Menyandarkan punggung, Richard memandang Ruri lekat. "Kalau nurutin kemauan gue sendiri, gue maunya hubungin Jaz langsung. Cuma gue juga sadar, media di sini pasti nggak bakal diem gitu aja. Kalau gue ngelakuin itu, Jaz bakal tetep jadi sasaran sementara mereka bakal minta pendapat gue terus-terusan." Richard melempar pelan ponselnya ke atas meja hingga bergelentang. "Jadi gue rasa, kita nggak punya pilihan lain."
"Terus, lo bakal bikin surat terbuka juga? Apa mau pake cara lain?"

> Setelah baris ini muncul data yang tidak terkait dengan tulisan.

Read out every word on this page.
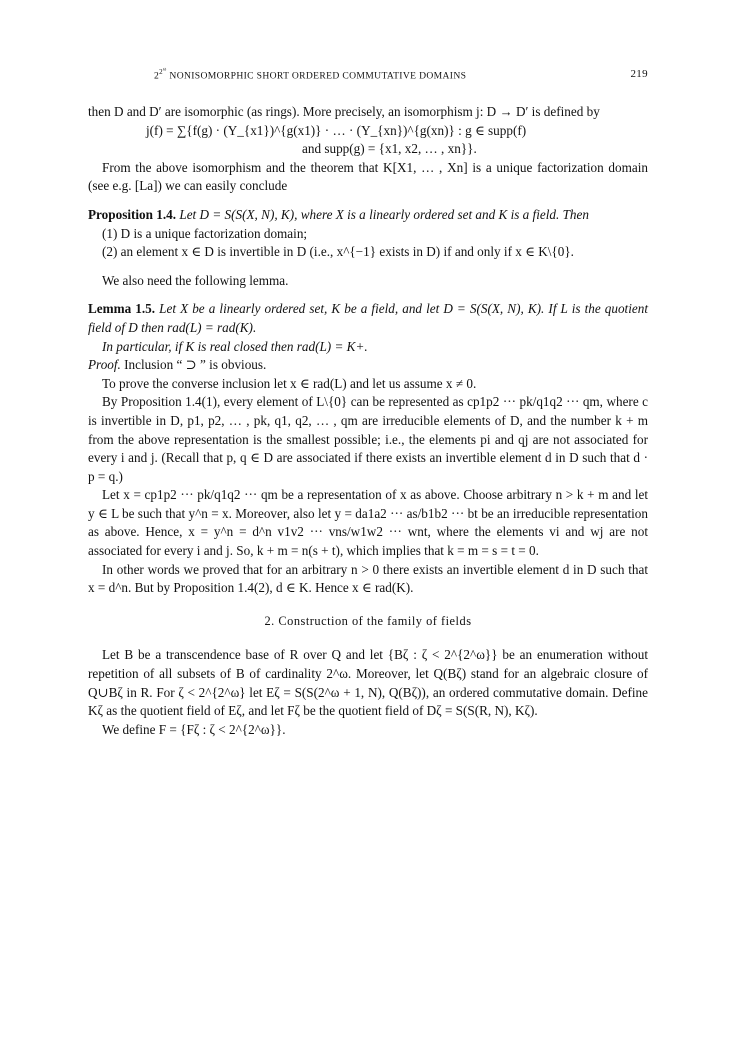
$2^{2^\omega}$ NONISOMORPHIC SHORT ORDERED COMMUTATIVE DOMAINS	219

then D and D′ are isomorphic (as rings). More precisely, an isomorphism j: D → D′ is defined by

j(f) = ∑{f(g) · (Y_{x1})^{g(x1)} · … · (Y_{xn})^{g(xn)} : g ∈ supp(f)

and supp(g) = {x1, x2, … , xn}}.

From the above isomorphism and the theorem that K[X1, … , Xn] is a unique factorization domain (see e.g. [La]) we can easily conclude

Proposition 1.4. Let D = S(S(X, N), K), where X is a linearly ordered set and K is a field. Then

(1) D is a unique factorization domain;

(2) an element x ∈ D is invertible in D (i.e., x^{−1} exists in D) if and only if x ∈ K\{0}.

We also need the following lemma.

Lemma 1.5. Let X be a linearly ordered set, K be a field, and let D = S(S(X, N), K). If L is the quotient field of D then rad(L) = rad(K).

In particular, if K is real closed then rad(L) = K+.

Proof. Inclusion “ ⊃ ” is obvious.

To prove the converse inclusion let x ∈ rad(L) and let us assume x ≠ 0.

By Proposition 1.4(1), every element of L\{0} can be represented as cp1p2 ··· pk/q1q2 ··· qm, where c is invertible in D, p1, p2, … , pk, q1, q2, … , qm are irreducible elements of D, and the number k + m from the above representation is the smallest possible; i.e., the elements pi and qj are not associated for every i and j. (Recall that p, q ∈ D are associated if there exists an invertible element d in D such that d · p = q.)

Let x = cp1p2 ··· pk/q1q2 ··· qm be a representation of x as above. Choose arbitrary n > k + m and let y ∈ L be such that y^n = x. Moreover, also let y = da1a2 ··· as/b1b2 ··· bt be an irreducible representation as above. Hence, x = y^n = d^n v1v2 ··· vns/w1w2 ··· wnt, where the elements vi and wj are not associated for every i and j. So, k + m = n(s + t), which implies that k = m = s = t = 0.

In other words we proved that for an arbitrary n > 0 there exists an invertible element d in D such that x = d^n. But by Proposition 1.4(2), d ∈ K. Hence x ∈ rad(K).

2. Construction of the family of fields

Let B be a transcendence base of R over Q and let {Bζ : ζ < 2^{2^ω}} be an enumeration without repetition of all subsets of B of cardinality 2^ω. Moreover, let Q(Bζ) stand for an algebraic closure of Q∪Bζ in R. For ζ < 2^{2^ω} let Eζ = S(S(2^ω + 1, N), Q(Bζ)), an ordered commutative domain. Define Kζ as the quotient field of Eζ, and let Fζ be the quotient field of Dζ = S(S(R, N), Kζ).

We define F = {Fζ : ζ < 2^{2^ω}}.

"Gue bisa bikin video singkat. Bilang gue maafin Jaz dan minta supaya media juga nggak terus-terusan ganggu kami. Yang pendek aja, rasanya nggak perlu bertele-tele juga." Pandangan Richard kemudian terpaku pada majalah yang tadi dibawa Ruri. "Lo ngapain bawa majalah gituan?"
"Jaz juga kirim permintaan surat terbukanya ke beberapa media cetak. Lo mau baca?"
"Isinya sama, kan?"
Ruri mengangguk. "Sama aja."
"Nggak usah kalau gitu."
"Mau mulai nyusun kalimatnya sekarang?"
"Semakin cepet semakin baik, kan?"
"We'll see gimana besok deh, Rick. Kasih jeda waktu juga buat lo berpikir bener-bener apakah memang ini yang lo pengen."
Richard mengangguk setuju. "We'll do that, then."